There’s a saying in Finance which could apply to the first 3 months of this season’s fishing in north-east Victpoia: “What goes up, must come down.” Like Philip mentions in his recent editorial, numbers are ‘down’, but then they are down compared to recent years of great fishing quality and high numbers. Is this year a ‘mean-reversion’, a return to longer term normal conditions?
My first Ovens River fish back in September was a nice brown that sipped the dry of the dry-dropper team. Whilst you might think, ‘sweet!’, I would tend to think, ‘trouble’. Firstly, I could fish a dry-dropper in September, which was because the very low water levels, combined with high temperatures, made it feel like I was fishing in November. Hence the ‘trouble’ of a good start to the season in areas that shed water quickly, threatening a tough middle part of the season. Whilst I did well those first days, I guessed that numbers were down by about half from last year.
Then in October, the catch rates really dropped. There were still some very decent fish around, but I had to cover a lot of water, and the result was that, instead of higher numbers, there was the pay-off in finding single large fish in some mint looking water. In the town of Bright and surrounds, large cormorants hung around and their poop along the river rocks showed they had had a trout fiesta of their own. Could that explain lower numbers?

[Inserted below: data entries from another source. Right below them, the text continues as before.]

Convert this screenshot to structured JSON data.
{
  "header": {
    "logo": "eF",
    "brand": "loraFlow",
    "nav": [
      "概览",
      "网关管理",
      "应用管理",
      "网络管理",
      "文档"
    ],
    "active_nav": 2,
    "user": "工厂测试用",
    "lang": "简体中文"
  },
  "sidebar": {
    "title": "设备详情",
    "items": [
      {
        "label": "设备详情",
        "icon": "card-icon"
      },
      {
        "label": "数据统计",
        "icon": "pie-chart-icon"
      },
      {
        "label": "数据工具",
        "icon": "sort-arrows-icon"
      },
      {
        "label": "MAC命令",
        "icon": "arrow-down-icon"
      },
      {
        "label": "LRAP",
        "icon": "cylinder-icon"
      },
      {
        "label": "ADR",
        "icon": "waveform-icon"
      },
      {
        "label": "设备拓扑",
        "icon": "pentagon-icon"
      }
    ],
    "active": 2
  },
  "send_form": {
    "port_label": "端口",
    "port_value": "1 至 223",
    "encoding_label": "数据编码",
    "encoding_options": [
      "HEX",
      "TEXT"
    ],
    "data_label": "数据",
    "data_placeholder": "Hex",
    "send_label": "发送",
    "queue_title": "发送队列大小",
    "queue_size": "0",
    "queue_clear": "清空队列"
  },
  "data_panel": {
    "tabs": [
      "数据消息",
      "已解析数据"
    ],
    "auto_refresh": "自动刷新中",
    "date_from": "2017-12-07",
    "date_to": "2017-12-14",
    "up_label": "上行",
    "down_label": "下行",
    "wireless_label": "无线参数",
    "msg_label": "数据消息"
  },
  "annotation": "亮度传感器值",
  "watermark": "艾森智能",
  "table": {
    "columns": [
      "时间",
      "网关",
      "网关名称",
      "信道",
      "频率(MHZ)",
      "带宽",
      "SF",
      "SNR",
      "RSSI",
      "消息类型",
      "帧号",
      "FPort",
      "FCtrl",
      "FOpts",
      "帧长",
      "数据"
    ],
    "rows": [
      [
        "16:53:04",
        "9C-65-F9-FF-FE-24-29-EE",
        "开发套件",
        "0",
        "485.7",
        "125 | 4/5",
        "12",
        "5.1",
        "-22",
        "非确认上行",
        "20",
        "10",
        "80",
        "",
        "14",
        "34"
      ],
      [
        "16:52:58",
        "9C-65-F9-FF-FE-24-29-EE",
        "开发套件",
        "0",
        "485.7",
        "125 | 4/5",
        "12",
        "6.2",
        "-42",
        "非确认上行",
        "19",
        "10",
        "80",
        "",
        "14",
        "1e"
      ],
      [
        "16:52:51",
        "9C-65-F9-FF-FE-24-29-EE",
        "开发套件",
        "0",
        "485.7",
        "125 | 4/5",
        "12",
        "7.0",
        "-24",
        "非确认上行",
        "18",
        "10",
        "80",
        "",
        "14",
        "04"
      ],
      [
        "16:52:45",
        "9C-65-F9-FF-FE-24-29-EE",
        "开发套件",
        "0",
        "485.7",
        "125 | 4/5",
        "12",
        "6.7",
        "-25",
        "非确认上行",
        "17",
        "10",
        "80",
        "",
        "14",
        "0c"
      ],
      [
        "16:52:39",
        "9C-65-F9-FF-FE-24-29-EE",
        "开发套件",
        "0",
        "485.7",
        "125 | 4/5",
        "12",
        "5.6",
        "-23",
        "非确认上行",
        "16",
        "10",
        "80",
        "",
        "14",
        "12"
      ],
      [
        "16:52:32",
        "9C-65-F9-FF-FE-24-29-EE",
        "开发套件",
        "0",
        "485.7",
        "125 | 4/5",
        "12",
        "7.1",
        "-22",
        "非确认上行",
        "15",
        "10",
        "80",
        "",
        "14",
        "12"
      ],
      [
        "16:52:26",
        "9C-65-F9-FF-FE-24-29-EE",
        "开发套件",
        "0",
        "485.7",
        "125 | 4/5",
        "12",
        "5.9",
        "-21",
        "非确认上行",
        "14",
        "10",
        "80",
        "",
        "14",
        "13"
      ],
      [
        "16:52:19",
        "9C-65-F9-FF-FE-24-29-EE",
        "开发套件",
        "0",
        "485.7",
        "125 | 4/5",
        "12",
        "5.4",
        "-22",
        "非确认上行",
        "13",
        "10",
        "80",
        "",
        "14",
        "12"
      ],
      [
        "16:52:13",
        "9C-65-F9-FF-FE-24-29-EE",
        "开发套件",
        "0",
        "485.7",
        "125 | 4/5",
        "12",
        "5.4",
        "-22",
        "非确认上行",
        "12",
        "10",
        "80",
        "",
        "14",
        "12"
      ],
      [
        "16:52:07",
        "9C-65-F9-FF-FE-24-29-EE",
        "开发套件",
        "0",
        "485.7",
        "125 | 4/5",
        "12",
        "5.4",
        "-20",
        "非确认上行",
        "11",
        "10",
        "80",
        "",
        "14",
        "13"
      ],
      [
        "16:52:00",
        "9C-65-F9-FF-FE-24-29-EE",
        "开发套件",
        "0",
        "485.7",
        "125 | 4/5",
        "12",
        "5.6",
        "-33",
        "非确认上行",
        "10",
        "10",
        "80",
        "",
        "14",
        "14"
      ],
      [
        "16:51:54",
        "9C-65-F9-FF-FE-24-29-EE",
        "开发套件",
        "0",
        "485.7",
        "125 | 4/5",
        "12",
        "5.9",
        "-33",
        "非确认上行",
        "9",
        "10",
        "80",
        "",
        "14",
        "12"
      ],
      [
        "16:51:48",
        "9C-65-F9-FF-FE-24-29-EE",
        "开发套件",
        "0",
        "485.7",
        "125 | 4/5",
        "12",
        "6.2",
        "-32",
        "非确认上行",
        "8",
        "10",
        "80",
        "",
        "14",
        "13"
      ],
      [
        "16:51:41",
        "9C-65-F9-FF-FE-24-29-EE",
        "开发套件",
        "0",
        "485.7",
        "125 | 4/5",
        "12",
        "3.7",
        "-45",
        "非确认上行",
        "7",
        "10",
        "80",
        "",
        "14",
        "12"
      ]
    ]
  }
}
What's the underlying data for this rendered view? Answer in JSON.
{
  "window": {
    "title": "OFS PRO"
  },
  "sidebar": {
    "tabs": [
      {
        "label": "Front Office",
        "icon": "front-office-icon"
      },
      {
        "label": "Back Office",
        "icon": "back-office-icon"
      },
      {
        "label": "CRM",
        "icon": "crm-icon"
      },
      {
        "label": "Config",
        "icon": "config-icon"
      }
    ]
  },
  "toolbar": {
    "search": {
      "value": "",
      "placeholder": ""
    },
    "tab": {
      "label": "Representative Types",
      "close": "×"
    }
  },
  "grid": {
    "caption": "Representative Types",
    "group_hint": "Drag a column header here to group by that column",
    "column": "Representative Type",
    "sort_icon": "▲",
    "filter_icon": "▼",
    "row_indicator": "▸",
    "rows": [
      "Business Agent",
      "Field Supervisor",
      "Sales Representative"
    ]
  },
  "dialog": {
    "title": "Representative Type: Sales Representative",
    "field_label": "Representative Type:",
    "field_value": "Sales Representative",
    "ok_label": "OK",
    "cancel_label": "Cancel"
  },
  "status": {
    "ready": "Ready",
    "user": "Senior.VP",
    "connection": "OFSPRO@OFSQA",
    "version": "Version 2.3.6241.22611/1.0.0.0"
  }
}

In November, I spent a few days in a remote part of the north-east with Matthew Howell. We covered smaller streams and headwaters. On some sessions, not only did we not touch a fish, we didn’t see or spook them. And in clear, low waters, that was a bad sign. Cormorants again? They had left their calling cards everywhere and sorties of four or more were now regularly seen flying overhead upstream. In fighter-jet formation, on a trout-finding mission of their own. Hmmm.
We did manage to find good stretches of water, and then for brief moments, the fishing was ‘on’ like it had been last season. Good fish (size and numbers) on the nymph under dropper could still be taken, but quite a few more kilometres had to be covered. Interestingly, in the north-east I have not had to – nor could I – use the Czech-nymph system in the first part of this season. We went straight to summer fishing mode.
Since then, the north-east has received a lot of rain, and rivers that could be easily navigated early in the season, have returned to their more normal big flows for this time of the year. What it means for your approach in the North-East over the next 3 months is that you have to be prepared, more than previous years, to be flexible – and move if a piece of water feels tough.
The good news is that fish are still there, just not always in the numbers that we had become used to. Move location more, explore new waters, enjoy the full experience of a big day out (hey, maybe even take a break sometimes!), practice some new techniques and enjoy simply being there.